3. Tidak Memprovokasi:

Hindari ujaran yang dapat memancing kebencian, perpecahan, atau keresahan masyarakat.


4. Tidak Membocorkan Informasi Rahasia:

Informasi rahasia terkait kasus, saksi, atau pihak lain yang terlibat dalam laporan tidak boleh dipublikasikan tanpa izin.


Dasar Hukum yang Perlu Diketahui dan Dipahami

1. Hak Berpendapat dan Kebebasan Berkomunikasi

*Dijamin oleh Pasal 28E Ayat (3) UUD 1945 yang menyatakan bahwa setiap orang berhak atas kebebasan berpendapat, termasuk menyampaikan kritik terhadap pelayanan publik.

*Juga diatur dalam UU No. 14 Tahun 2008 tentang Keterbukaan Informasi Publik, yang memberikan hak kepada masyarakat untuk memperoleh informasi.


2. Batasan dalam Penggunaan Media Sosial

*UU No. 11 Tahun 2008 tentang Informasi dan Transaksi Elektronik (UU ITE):

Pasal 27 Ayat (3): Melarang penyebaran informasi elektronik yang memuat penghinaan atau pencemaran nama baik.

Pasal 28 Ayat (2): Melarang penyebaran informasi yang dapat menimbulkan kebencian atau permusuhan berdasarkan SARA.

Jika dalam menyuarakan masalah melalui media terdapat unsur penghinaan, pencemaran nama baik, atau provokasi, maka dapat berpotensi dikenai sanksi hukum.


*KUHP Pasal 310-311: Mengatur penghinaan atau pencemaran nama baik secara lisan maupun tulisan. 

Penyampaian melalui media harus berbasis fakta, tidak boleh menyerang kehormatan atau nama baik seseorang secara tidak berdasar.


*Pasal 14 dan 15 UU No. 1 Tahun 1946 tentang Peraturan Hukum Pidana: Melarang penyebaran berita bohong / penyebaran hoaks yang dapat menimbulkan keresahan di masyarakat. (telah dihapus MK)

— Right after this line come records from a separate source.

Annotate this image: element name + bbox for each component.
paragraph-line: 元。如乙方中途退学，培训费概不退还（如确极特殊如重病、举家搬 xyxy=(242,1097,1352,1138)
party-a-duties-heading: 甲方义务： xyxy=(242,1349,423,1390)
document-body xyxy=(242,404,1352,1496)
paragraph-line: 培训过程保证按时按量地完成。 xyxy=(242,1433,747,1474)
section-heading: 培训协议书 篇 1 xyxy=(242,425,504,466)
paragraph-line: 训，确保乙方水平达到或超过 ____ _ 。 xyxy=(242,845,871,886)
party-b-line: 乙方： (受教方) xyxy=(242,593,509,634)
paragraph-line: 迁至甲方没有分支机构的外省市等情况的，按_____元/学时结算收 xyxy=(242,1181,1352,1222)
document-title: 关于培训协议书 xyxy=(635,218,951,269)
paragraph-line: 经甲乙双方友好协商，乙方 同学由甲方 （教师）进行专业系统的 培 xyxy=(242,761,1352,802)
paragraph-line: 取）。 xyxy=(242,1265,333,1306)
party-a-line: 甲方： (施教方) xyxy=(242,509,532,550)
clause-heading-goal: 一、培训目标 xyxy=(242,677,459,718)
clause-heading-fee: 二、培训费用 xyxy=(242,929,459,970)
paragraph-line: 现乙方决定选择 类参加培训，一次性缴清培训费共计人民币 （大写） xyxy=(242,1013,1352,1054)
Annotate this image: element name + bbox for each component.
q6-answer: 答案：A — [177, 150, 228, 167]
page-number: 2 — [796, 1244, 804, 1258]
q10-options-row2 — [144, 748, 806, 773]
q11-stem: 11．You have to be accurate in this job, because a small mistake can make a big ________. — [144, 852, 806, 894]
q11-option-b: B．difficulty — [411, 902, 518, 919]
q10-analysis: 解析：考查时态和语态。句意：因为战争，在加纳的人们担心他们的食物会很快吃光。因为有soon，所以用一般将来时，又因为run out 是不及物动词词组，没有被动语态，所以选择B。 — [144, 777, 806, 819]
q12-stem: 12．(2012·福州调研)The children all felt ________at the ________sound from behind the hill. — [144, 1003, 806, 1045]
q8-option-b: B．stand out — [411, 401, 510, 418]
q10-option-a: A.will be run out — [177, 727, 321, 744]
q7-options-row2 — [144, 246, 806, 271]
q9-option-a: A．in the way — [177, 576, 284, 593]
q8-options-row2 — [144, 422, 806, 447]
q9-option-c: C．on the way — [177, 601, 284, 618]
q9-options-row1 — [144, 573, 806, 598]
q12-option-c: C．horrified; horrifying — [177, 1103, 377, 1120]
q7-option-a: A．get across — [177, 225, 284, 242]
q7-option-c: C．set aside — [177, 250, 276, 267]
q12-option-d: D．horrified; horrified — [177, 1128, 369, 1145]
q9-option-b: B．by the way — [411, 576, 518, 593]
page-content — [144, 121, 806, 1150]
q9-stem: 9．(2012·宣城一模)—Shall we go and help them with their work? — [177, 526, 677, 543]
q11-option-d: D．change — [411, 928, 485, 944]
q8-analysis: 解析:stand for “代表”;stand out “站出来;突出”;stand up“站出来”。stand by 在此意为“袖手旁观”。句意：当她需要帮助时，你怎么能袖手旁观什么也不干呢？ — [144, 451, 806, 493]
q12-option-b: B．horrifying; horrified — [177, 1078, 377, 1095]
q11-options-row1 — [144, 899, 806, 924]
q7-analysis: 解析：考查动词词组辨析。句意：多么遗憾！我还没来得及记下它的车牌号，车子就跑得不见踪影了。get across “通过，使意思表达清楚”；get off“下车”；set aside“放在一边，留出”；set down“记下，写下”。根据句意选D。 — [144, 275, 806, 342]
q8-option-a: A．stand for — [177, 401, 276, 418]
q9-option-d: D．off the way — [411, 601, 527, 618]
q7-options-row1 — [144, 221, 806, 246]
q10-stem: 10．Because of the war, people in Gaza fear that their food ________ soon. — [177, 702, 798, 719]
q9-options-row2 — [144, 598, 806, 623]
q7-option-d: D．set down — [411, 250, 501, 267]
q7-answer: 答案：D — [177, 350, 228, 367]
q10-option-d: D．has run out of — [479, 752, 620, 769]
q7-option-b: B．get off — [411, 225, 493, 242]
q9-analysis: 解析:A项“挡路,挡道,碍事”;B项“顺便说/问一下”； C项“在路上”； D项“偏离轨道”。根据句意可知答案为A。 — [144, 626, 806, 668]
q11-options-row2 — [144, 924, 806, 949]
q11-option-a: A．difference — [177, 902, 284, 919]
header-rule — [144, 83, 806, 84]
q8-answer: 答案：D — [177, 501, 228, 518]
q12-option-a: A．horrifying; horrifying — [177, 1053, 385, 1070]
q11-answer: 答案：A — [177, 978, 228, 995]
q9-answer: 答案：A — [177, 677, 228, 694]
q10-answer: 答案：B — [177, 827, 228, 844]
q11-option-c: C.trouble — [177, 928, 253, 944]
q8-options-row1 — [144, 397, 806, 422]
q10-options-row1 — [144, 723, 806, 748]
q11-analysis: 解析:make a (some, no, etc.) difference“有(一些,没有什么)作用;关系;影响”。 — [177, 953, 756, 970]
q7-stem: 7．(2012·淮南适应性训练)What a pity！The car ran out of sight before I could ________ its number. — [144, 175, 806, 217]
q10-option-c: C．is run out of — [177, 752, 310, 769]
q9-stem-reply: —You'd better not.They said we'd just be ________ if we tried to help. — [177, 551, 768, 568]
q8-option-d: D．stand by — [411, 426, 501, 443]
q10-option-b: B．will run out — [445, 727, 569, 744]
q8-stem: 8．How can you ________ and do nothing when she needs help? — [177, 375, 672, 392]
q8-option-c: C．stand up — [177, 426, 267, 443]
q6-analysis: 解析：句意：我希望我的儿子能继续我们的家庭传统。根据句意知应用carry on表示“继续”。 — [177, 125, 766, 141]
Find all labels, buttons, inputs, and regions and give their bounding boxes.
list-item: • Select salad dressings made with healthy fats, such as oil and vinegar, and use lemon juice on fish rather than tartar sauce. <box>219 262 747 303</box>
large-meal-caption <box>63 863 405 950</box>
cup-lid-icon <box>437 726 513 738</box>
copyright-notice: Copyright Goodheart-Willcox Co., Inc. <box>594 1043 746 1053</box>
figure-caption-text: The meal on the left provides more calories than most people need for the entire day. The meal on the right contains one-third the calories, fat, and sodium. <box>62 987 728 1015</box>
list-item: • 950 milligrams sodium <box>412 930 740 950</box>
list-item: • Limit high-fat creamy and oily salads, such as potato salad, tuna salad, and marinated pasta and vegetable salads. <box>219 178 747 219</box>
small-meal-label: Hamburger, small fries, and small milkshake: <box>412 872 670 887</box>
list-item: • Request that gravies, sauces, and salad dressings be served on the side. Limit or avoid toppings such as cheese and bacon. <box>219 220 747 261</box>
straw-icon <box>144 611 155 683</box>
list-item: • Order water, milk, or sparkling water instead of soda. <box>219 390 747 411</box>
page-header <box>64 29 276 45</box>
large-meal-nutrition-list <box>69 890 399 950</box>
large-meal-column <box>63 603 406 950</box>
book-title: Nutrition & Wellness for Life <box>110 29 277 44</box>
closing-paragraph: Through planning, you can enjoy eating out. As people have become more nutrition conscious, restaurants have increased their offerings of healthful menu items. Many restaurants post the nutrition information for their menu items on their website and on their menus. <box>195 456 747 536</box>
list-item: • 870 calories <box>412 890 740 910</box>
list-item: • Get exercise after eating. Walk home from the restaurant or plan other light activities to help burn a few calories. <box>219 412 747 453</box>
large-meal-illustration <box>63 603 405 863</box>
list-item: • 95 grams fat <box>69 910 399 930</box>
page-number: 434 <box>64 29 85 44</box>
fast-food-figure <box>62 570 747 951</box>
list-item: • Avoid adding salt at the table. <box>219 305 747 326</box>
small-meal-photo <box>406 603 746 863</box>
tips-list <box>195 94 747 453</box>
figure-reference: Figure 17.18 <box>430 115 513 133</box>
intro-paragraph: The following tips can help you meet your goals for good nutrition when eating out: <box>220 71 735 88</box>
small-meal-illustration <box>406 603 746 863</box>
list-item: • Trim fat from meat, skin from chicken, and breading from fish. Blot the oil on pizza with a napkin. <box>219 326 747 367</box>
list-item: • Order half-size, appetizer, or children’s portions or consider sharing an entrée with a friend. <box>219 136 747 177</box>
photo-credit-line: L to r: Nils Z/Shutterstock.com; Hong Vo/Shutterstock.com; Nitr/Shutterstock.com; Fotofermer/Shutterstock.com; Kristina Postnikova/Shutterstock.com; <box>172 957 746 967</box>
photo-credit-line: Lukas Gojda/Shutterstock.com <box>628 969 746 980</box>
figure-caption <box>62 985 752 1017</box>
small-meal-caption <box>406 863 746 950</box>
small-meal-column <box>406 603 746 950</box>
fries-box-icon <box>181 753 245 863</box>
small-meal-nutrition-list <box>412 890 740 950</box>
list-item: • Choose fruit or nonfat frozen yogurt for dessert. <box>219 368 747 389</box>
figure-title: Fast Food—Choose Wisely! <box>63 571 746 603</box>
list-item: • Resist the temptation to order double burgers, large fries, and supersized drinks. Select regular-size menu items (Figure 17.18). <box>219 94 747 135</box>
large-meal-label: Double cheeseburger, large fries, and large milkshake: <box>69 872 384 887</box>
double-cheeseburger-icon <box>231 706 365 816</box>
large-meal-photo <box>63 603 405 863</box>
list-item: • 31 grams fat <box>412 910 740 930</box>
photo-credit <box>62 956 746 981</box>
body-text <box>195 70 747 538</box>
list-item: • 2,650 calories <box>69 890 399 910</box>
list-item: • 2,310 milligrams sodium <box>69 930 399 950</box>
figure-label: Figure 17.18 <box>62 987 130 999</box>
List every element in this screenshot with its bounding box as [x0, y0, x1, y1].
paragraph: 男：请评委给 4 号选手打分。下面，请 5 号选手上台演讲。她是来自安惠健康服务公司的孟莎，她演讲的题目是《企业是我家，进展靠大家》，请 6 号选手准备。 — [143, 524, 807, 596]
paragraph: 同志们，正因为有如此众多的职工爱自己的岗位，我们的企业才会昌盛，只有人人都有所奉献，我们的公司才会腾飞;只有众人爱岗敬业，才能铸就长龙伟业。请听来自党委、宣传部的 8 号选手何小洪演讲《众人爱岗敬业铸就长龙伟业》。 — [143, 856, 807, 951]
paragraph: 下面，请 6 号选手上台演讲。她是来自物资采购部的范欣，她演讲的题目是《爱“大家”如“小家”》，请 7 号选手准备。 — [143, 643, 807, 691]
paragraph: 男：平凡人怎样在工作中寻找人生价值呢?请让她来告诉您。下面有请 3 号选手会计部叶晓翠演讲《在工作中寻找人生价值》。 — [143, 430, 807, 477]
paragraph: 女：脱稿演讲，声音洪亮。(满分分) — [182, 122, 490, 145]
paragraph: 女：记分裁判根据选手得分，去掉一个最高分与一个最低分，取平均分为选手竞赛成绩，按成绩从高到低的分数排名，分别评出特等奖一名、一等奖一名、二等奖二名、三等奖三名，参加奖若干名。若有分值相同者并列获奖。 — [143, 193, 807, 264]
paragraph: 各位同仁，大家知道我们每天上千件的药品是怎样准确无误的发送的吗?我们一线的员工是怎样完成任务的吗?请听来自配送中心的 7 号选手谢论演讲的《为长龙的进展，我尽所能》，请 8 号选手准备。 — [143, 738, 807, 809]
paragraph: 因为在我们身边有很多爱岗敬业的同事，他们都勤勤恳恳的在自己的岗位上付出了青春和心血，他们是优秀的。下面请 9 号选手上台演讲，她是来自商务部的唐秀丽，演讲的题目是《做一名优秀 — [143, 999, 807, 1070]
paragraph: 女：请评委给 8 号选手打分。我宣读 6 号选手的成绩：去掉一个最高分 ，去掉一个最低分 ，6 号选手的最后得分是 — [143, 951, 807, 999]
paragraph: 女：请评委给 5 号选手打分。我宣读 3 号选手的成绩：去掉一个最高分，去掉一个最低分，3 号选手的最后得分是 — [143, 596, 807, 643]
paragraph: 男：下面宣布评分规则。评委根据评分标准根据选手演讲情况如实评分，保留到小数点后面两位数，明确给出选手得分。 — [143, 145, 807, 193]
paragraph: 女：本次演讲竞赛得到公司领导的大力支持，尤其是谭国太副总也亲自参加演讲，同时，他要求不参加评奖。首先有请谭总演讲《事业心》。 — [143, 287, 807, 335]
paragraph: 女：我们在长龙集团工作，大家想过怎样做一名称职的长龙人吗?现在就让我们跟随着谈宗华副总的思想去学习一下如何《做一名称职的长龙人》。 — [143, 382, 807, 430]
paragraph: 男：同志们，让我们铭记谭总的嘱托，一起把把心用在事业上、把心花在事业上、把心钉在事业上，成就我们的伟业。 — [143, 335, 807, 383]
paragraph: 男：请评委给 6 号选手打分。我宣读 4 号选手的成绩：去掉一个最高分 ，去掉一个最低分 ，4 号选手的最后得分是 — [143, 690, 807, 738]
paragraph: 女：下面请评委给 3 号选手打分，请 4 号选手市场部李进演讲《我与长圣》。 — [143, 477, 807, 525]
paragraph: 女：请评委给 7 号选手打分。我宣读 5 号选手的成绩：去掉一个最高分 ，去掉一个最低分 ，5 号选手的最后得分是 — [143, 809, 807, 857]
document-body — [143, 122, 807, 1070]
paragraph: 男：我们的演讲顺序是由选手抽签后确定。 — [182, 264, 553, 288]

3. UU No. 14 Tahun 2008 tentang Keterbukaan Informasi Publik (KIP)

Memberikan hak kepada masyarakat untuk memperoleh informasi secara transparan, tetapi informasi yang disampaikan ke media harus sesuai dengan fakta dan tidak mengandung hoaks.


4. Etika Media Sosial

Pemerintah mendorong penggunaan media sosial secara bijak melalui berbagai kebijakan dan regulasi yang mendukung keamanan dan kenyamanan digital.


Risiko Jika Tidak Mematuhi Aturan

Jika melanggar batasan yang diatur dalam UU ITE atau KUHP, seseorang bisa dikenai sanksi hukum, seperti:

1. Pencemaran Nama Baik (Pasal 27 Ayat (3) UU ITE):

Ancaman pidana maksimal 4 tahun penjara atau denda hingga Rp750 juta.

2. Penyebaran Hoaks (Pasal 14 dan 15 UU No. 1 Tahun 1946) tentang peraturan hukum pidana : Ancaman pidana hingga 10 tahun penjara. (telah dihapus MK)

3. Penghinaan (Pasal 310 KUHP):

Ancaman pidana hingga 9 bulan penjara.